Impôts de production : il est urgent de ne pas attendre
Dans le quotidien Les Echos du 28 mai, le premier ministre avait jugé, dans le cadre du Conseil national de l’industrie (CNI), que de nouvelles baisses d’impôts dits de production (des impôts locaux à la C3S en passant par le forfait social ou le versement transport) ne pourraient pas intervenir avant 2020. Ce qui a fait bondir France Industrie. Si cette organisation créée par le Cercle de l’industrie et le Groupe des fédérations industrielles (GFI) salue le fait que cet enjeu soit désormais à l’agenda du gouvernement et porté dans le débat public, elle déplore l’écart de taux de marge entre les entreprises industrielles françaises et allemandes (3%). Et le « déficit abyssal » du commerce extérieur traduisent ce manque de compétitivité. Par ailleurs, France Industrie regrette que les mesures annoncées pour 2019 aient une « incidence trop limitée » pour les entreprises industrielles françaises et que l’essentiel de la réduction soit reporté au-delà de 2020.

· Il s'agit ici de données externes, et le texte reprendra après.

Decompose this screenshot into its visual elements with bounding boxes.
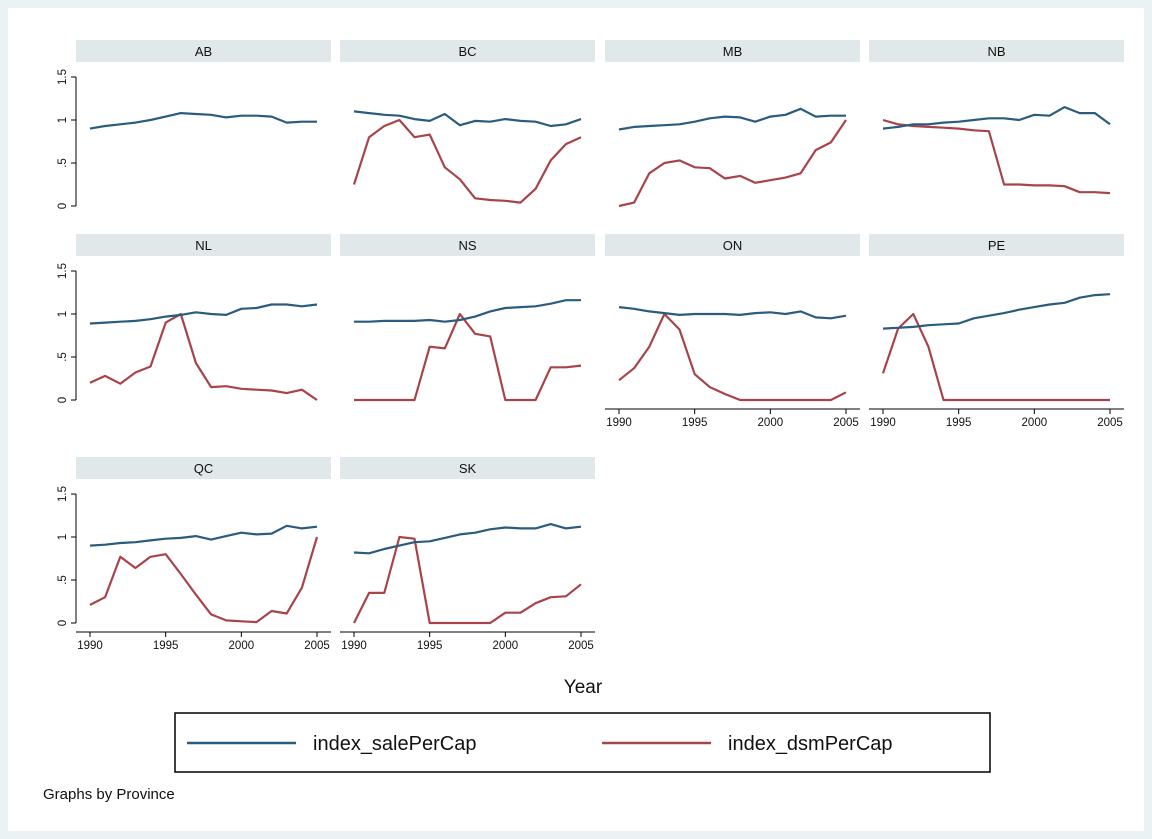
series-line-dsm: [881, 312, 1110, 402]
panel-strip-label: ON: [723, 238, 743, 253]
x-tick-label: 1990: [77, 640, 103, 652]
panel-strip: [76, 457, 331, 479]
legend-label: index_salePerCap: [313, 733, 476, 755]
series-line-sale: [354, 299, 581, 323]
plot-region: [8, 8, 1144, 831]
panel-ab: AB 0 .5 1 1.5: [57, 40, 331, 209]
x-tick-label: 1990: [606, 417, 632, 429]
series-line-sale: [89, 111, 317, 130]
panel-strip-label: AB: [195, 44, 212, 59]
panel-nb: NB: [869, 40, 1124, 195]
series-line-dsm: [882, 118, 1111, 195]
x-tick-label: 2000: [493, 640, 519, 652]
series-line-dsm: [89, 312, 318, 401]
panel-nl: NL 0 .5 1 1.5: [57, 234, 331, 403]
series-line-sale: [618, 107, 846, 131]
panel-qc: QC 0 .5 1 1.5 1990 1995 2000 2005: [57, 457, 331, 652]
panel-strip: [869, 234, 1124, 256]
panel-on: ON 1990 1995 2000 2005: [605, 234, 860, 429]
panel-strip: [340, 234, 595, 256]
series-line-sale: [882, 105, 1111, 130]
panel-strip-label: NB: [987, 44, 1005, 59]
x-tick-label: 1995: [682, 417, 708, 429]
panel-strip: [605, 40, 860, 62]
series-line-dsm: [89, 536, 319, 624]
x-tick-label: 2005: [1097, 417, 1123, 429]
series-line-dsm: [618, 119, 847, 208]
panel-strip: [605, 234, 860, 256]
panel-strip: [76, 234, 331, 256]
panel-strip: [869, 40, 1124, 62]
series-line-dsm: [353, 535, 582, 625]
y-tick-label: .5: [57, 158, 69, 168]
panel-bc: BC: [340, 40, 595, 204]
panel-strip-label: NL: [195, 238, 212, 253]
y-tick-label: 1: [57, 117, 69, 123]
series-line-dsm: [354, 312, 582, 402]
y-tick-label: .5: [57, 352, 69, 362]
series-line-sale: [89, 524, 318, 547]
x-tick-label: 2000: [758, 417, 784, 429]
panel-strip-label: BC: [458, 44, 476, 59]
panel-strip-label: MB: [723, 44, 743, 59]
legend: index_salePerCap index_dsmPerCap: [174, 712, 991, 773]
x-tick-label: 1990: [870, 417, 896, 429]
panel-ns: NS: [340, 234, 595, 402]
panel-strip: [76, 40, 331, 62]
y-tick-label: 0: [57, 397, 69, 403]
x-tick-label: 2000: [1022, 417, 1048, 429]
series-line-dsm: [618, 312, 847, 402]
x-tick-label: 2005: [568, 640, 594, 652]
y-tick-label: 1.5: [57, 486, 69, 502]
series-line-sale: [618, 306, 847, 320]
y-tick-label: 1.5: [57, 69, 69, 85]
series-line-dsm: [352, 118, 582, 204]
y-tick-label: 1: [57, 311, 69, 317]
x-tick-label: 1995: [946, 417, 972, 429]
y-tick-label: .5: [57, 575, 69, 585]
x-tick-label: 1995: [153, 640, 179, 652]
series-line-sale: [353, 110, 582, 128]
panel-strip-label: SK: [459, 461, 477, 476]
x-axis-title: Year: [564, 677, 603, 698]
x-tick-label: 1995: [417, 640, 443, 652]
panel-strip-label: NS: [458, 238, 476, 253]
panel-strip: [340, 457, 595, 479]
legend-label: index_dsmPerCap: [728, 733, 893, 755]
x-tick-label: 1990: [341, 640, 367, 652]
panel-mb: MB: [605, 40, 860, 208]
y-tick-label: 0: [57, 620, 69, 626]
panel-pe: PE 1990 1995 2000 2005: [869, 234, 1124, 429]
series-line-sale: [353, 522, 582, 555]
x-tick-label: 2005: [304, 640, 330, 652]
y-tick-label: 1: [57, 534, 69, 540]
x-tick-label: 2005: [833, 417, 859, 429]
series-line-sale: [89, 303, 318, 325]
panel-strip-label: QC: [194, 461, 214, 476]
panel-sk: SK 1990 1995 2000 2005: [340, 457, 595, 652]
graphs-by-note: Graphs by Province: [43, 786, 175, 803]
panel-strip-label: PE: [988, 238, 1006, 253]
legend-box: [174, 712, 991, 773]
series-line-sale: [882, 293, 1111, 330]
x-tick-label: 2000: [229, 640, 255, 652]
panel-strip: [340, 40, 595, 62]
y-tick-label: 0: [57, 203, 69, 209]
y-tick-label: 1.5: [57, 263, 69, 279]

Avec près de 80 milliards d’euros, la fiscalité de production représente 3,2 points de PIB, et 6 à 8 points de la valeur ajoutée des entreprises. Des prélèvements qui créent donc un désavantage compétitif pour la France, par rapport à d’autres pays européens, où ce système fiscal est bien plus faible, puisque la moyenne européenne est de 1,6 point de PIB. « Par ailleurs, ajoute France Industrie, les impôts de production sont économiquement dangereux puisqu’ils sont prélevés en amont de la formation de résultat. »
C’est la raison pour laquelle l’organisation représentative de l’industrie en France propose trois mesures : suppression du reliquat d’impôts pesant sur le chiffre d’affaires (C3S), réduction des impôts locaux (taxe foncière et CFE) dont « l’inflation n’est pas maîtrisée », et réduction de la CVAE, qui a reconstitué la taxe professionnelle supprimée en 2008.
De son côté, la FIM (Fédération des industries mécaniques) a eu la bonne idée d’avoir développé un calculateur qui liste les 39 principales taxes sur les facteurs de production. Lancé il y a quelques mois auprès de ses adhérents, cet outil a une double ambition. Selon la FIM, il permet aux industriels de quantifier l’impact de ces taxes sur leur résultat et de donner à la fédération la possibilité d’en mesurer le poids au niveau du secteur. Et de rappeler que 4,5% de la valeur ajoutée des entreprises sont prélevés par ces taxes, « empêchant les industriels de développer leur activité dans les mêmes conditions que leurs concurrents internationaux ».